Взял сапожник багорик, да той же ночью на болото и побрел. Шагает, лучинку за лучинкой зажигает, а ноги сами его к озерцу несут.

Шарит по дну багром, а ничего цепануть кроме коряг не может. Забрел по пояс, одну косточку выудил, затем другую, ребрышко, черепок. Вот и ногу подцепил, на ступне та самая туфелька надета. Вытащил косточку, а туфельку за пазуху пихнул. Снова шарит по дну: еще то косточку, то корягу выудит. Отыскал - таки и вторую туфельку.
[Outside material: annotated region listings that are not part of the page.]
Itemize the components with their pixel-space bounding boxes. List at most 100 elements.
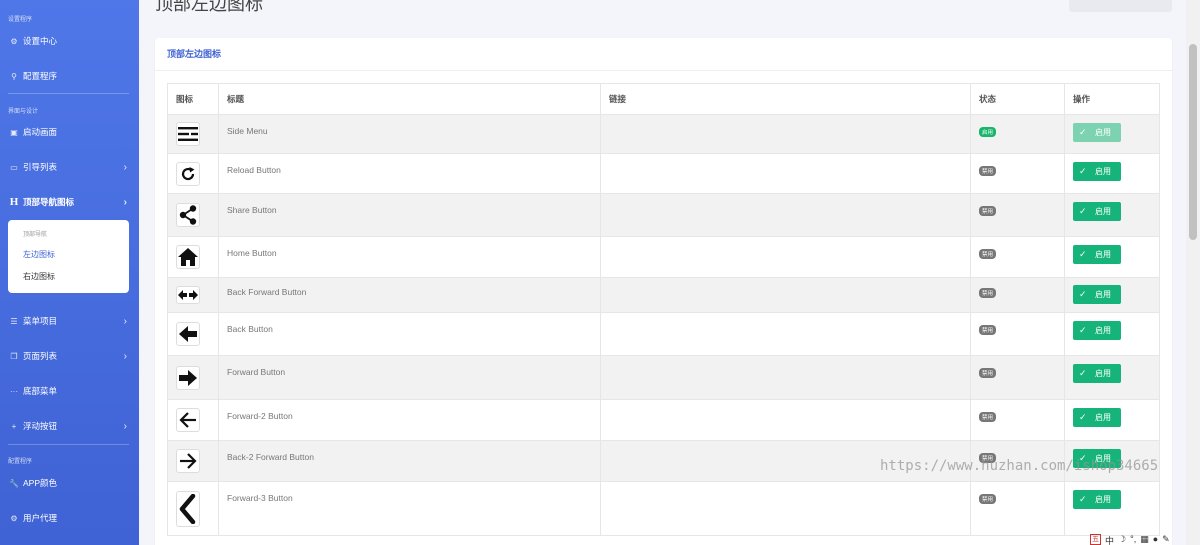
enable-button[interactable]: ✓ 启用	[1073, 408, 1121, 427]
row-title: Forward Button	[218, 355, 601, 400]
sidebar: 设置程序 ⚙ 设置中心 ⚲ 配置程序 界面与设计 ▣ 启动画面 ▭ 引导列表 › H 顶部…	[0, 0, 139, 545]
enable-button-label: 启用	[1095, 369, 1111, 378]
sidebar-divider	[8, 444, 129, 445]
sidebar-item-page-list[interactable]: ❐ 页面列表 ›	[0, 346, 139, 366]
table-header-row: 图标 标题 链接 状态 操作	[167, 83, 1160, 115]
status-badge: 启用	[979, 127, 997, 137]
row-link	[600, 399, 971, 441]
table-row: Share Button 禁用 ✓ 启用	[167, 193, 1160, 237]
tray-language[interactable]: 中	[1105, 534, 1114, 545]
enable-button[interactable]: ✓ 启用	[1073, 321, 1121, 340]
scrollbar-thumb[interactable]	[1189, 44, 1197, 240]
heading-icon: H	[9, 196, 19, 208]
back-forward-icon	[176, 286, 200, 304]
check-icon: ✓	[1079, 412, 1087, 422]
row-link	[600, 277, 971, 313]
page-title: 顶部左边图标	[155, 0, 263, 14]
status-badge: 禁用	[979, 325, 997, 335]
sidebar-item-label: 菜单项目	[23, 316, 58, 326]
sidebar-item-float-button[interactable]: + 浮动按钮 ›	[0, 416, 139, 436]
user-icon[interactable]: ●	[1153, 534, 1158, 545]
home-icon	[176, 245, 200, 269]
sidebar-item-guide-list[interactable]: ▭ 引导列表 ›	[0, 157, 139, 177]
sidebar-section-label: 界面与设计	[8, 109, 39, 115]
row-link	[600, 153, 971, 194]
sidebar-item-settings-center[interactable]: ⚙ 设置中心	[0, 31, 139, 51]
chevron-right-icon: ›	[123, 315, 127, 327]
row-link	[600, 312, 971, 356]
plug-icon: ⚲	[11, 71, 17, 81]
sidebar-submenu: 顶部导航 左边图标 右边图标	[8, 220, 129, 293]
check-icon: ✓	[1079, 325, 1087, 335]
row-link	[600, 236, 971, 278]
row-title: Share Button	[218, 193, 601, 237]
check-icon: ✓	[1079, 494, 1087, 504]
check-icon: ✓	[1079, 249, 1087, 259]
sidebar-item-label: 页面列表	[23, 351, 58, 361]
images-icon: ▣	[10, 127, 18, 137]
card-divider	[155, 70, 1172, 71]
sidebar-item-user-agent[interactable]: ⚙ 用户代理	[0, 508, 139, 528]
wrench-icon: 🔧	[9, 478, 19, 488]
enable-button[interactable]: ✓ 启用	[1073, 245, 1121, 264]
row-title: Reload Button	[218, 153, 601, 194]
enable-button[interactable]: ✓ 启用	[1073, 285, 1121, 304]
gears-icon: ⚙	[10, 513, 18, 523]
keyboard-icon[interactable]: ▦	[1140, 534, 1149, 545]
sidebar-item-menu-items[interactable]: ☰ 菜单项目 ›	[0, 311, 139, 331]
arrow-right-thin-icon	[176, 449, 200, 473]
row-title: Home Button	[218, 236, 601, 278]
status-badge: 禁用	[979, 249, 997, 259]
sidebar-item-config-program[interactable]: ⚲ 配置程序	[0, 66, 139, 86]
sidebar-item-app-color[interactable]: 🔧 APP颜色	[0, 473, 139, 493]
row-title: Back-2 Forward Button	[218, 440, 601, 482]
enable-button-label: 启用	[1095, 290, 1111, 299]
enable-button[interactable]: ✓ 启用	[1073, 364, 1121, 383]
chevron-right-icon: ›	[123, 161, 127, 173]
chevron-left-icon	[176, 490, 200, 527]
status-badge: 禁用	[979, 494, 997, 504]
sidebar-item-splash[interactable]: ▣ 启动画面	[0, 122, 139, 142]
wrench-icon[interactable]: ✎	[1162, 534, 1170, 545]
sidebar-item-label: 启动画面	[23, 127, 58, 137]
enable-button-label: 启用	[1095, 326, 1111, 335]
row-title: Forward-2 Button	[218, 399, 601, 441]
copy-icon: ❐	[10, 351, 18, 361]
sidebar-item-label: 引导列表	[23, 162, 58, 172]
watermark-text: https://www.huzhan.com/ishop34665	[880, 458, 1159, 474]
share-icon	[176, 203, 200, 227]
enable-button[interactable]: ✓ 启用	[1073, 490, 1121, 509]
table-row: Home Button 禁用 ✓ 启用	[167, 236, 1160, 278]
enable-button[interactable]: ✓ 启用	[1073, 202, 1121, 221]
sidebar-item-bottom-menu[interactable]: ··· 底部菜单	[0, 381, 139, 401]
sidebar-item-label: 用户代理	[23, 513, 58, 523]
sidebar-item-top-nav[interactable]: H 顶部导航图标 ›	[0, 192, 139, 212]
sidebar-item-label: 顶部导航图标	[23, 197, 75, 207]
row-title: Side Menu	[218, 114, 601, 154]
header-widget	[1069, 0, 1172, 12]
row-title: Forward-3 Button	[218, 481, 601, 536]
row-link	[600, 355, 971, 400]
enable-button-label: 启用	[1095, 167, 1111, 176]
column-header-link: 链接	[600, 83, 971, 115]
vertical-scrollbar[interactable]	[1186, 0, 1200, 545]
sidebar-item-label: APP颜色	[23, 478, 58, 488]
enable-button[interactable]: ✓ 启用	[1073, 162, 1121, 181]
ime-icon[interactable]: 五	[1090, 534, 1101, 545]
table-row: Forward-3 Button 禁用 ✓ 启用	[167, 481, 1160, 536]
status-badge: 禁用	[979, 368, 997, 378]
column-header-title: 标题	[218, 83, 601, 115]
check-icon: ✓	[1079, 289, 1087, 299]
submenu-item-right-icons[interactable]: 右边图标	[23, 271, 55, 282]
reload-icon	[176, 161, 200, 186]
moon-icon[interactable]: ☽	[1118, 534, 1126, 545]
plus-icon: +	[11, 421, 17, 431]
punctuation-icon[interactable]: °,	[1130, 534, 1136, 545]
column-header-status: 状态	[970, 83, 1065, 115]
submenu-item-left-icons[interactable]: 左边图标	[23, 249, 55, 260]
enable-button[interactable]: ✓ 启用	[1073, 123, 1121, 142]
list-icon: ☰	[10, 316, 18, 326]
slides-icon: ▭	[10, 162, 18, 172]
sidebar-item-label: 浮动按钮	[23, 421, 58, 431]
check-icon: ✓	[1079, 206, 1087, 216]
Бьется старое сердце от радости — сохранил копеечку! Скоро свадебка, невеста  в дом придет, молодость в приданое принесет!   
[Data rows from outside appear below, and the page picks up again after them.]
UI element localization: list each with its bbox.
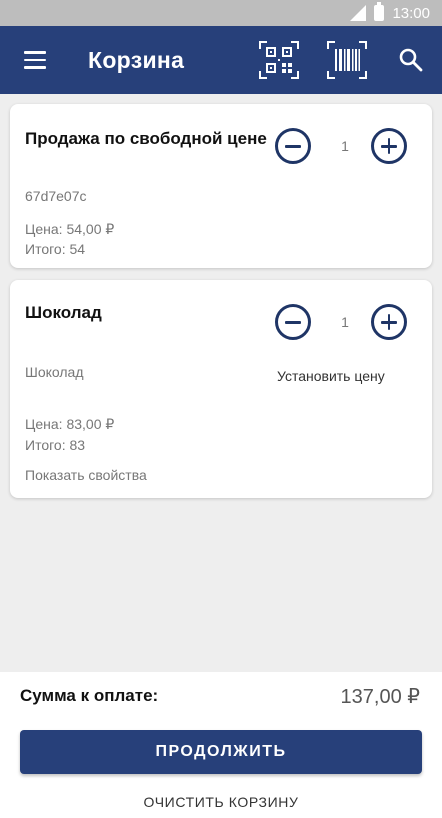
total-amount: 137,00 ₽	[340, 686, 420, 708]
item-code: 67d7e07c	[25, 188, 87, 204]
cart-item-card[interactable]: Шоколад Шоколад Установить цену Цена: 83…	[10, 280, 432, 498]
item-total: Итого: 54	[25, 241, 86, 257]
search-icon[interactable]	[398, 47, 424, 73]
decrease-quantity-button[interactable]	[275, 304, 311, 340]
barcode-icon[interactable]	[326, 40, 368, 80]
clear-cart-button[interactable]: ОЧИСТИТЬ КОРЗИНУ	[0, 794, 442, 810]
menu-icon[interactable]	[24, 51, 46, 69]
item-description: Шоколад	[25, 364, 84, 380]
qr-code-icon[interactable]	[258, 40, 300, 80]
set-price-button[interactable]: Установить цену	[277, 368, 385, 384]
decrease-quantity-button[interactable]	[275, 128, 311, 164]
battery-icon	[374, 2, 385, 21]
checkout-panel: Сумма к оплате: 137,00 ₽ ПРОДОЛЖИТЬ ОЧИС…	[0, 672, 442, 818]
signal-icon	[350, 5, 367, 21]
item-name: Шоколад	[25, 303, 102, 322]
status-bar: 13:00	[0, 0, 442, 26]
item-name: Продажа по свободной цене	[25, 129, 267, 148]
item-quantity: 1	[341, 314, 349, 330]
item-price: Цена: 54,00 ₽	[25, 221, 115, 237]
cart-item-card[interactable]: Продажа по свободной цене 67d7e07c Цена:…	[10, 104, 432, 268]
increase-quantity-button[interactable]	[371, 128, 407, 164]
page-title: Корзина	[88, 47, 185, 73]
item-quantity: 1	[341, 138, 349, 154]
continue-button[interactable]: ПРОДОЛЖИТЬ	[20, 730, 422, 774]
increase-quantity-button[interactable]	[371, 304, 407, 340]
total-label: Сумма к оплате:	[20, 686, 159, 705]
item-price: Цена: 83,00 ₽	[25, 416, 115, 432]
item-total: Итого: 83	[25, 437, 86, 453]
status-time: 13:00	[392, 4, 430, 22]
app-bar: Корзина	[0, 26, 442, 94]
show-properties-link[interactable]: Показать свойства	[25, 467, 147, 483]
Ногами глину месит, а дно вязкое не пускает – застрял старик, “Ааааа…! — раздался вопль. - Неужели попался? А теперь как же? Кому это всё? Кто воспользуется? Кто заживёт?”
Еще сильнее замесил сапожник глину…
— Чего разорался? Столько мути нагнал? — спросила вдруг его проплывающая водяная крыса.
— Эх, хвостатая… Сапоги-то у меня не простые, в них я золотишко в каблуки залил..
— Спасибо, что сказал, — засмеялась крыса. — Утонешь, так я себе приберегу… Зубы золотые вставлю, у меня как раз притупились.
Все глубже во дно  засасывает трясина… “Аааа… Не отдам, не позволю…не хо...…”, — только  и успел произнести перевертыш, как его накрыла тяжелым покрывалом холодная болотная вода. Утопила сапожника его жадность.  А на поверхности озера плавали две туфельки, будто две подружки,  взявшиеся за руки — невестушки лилии…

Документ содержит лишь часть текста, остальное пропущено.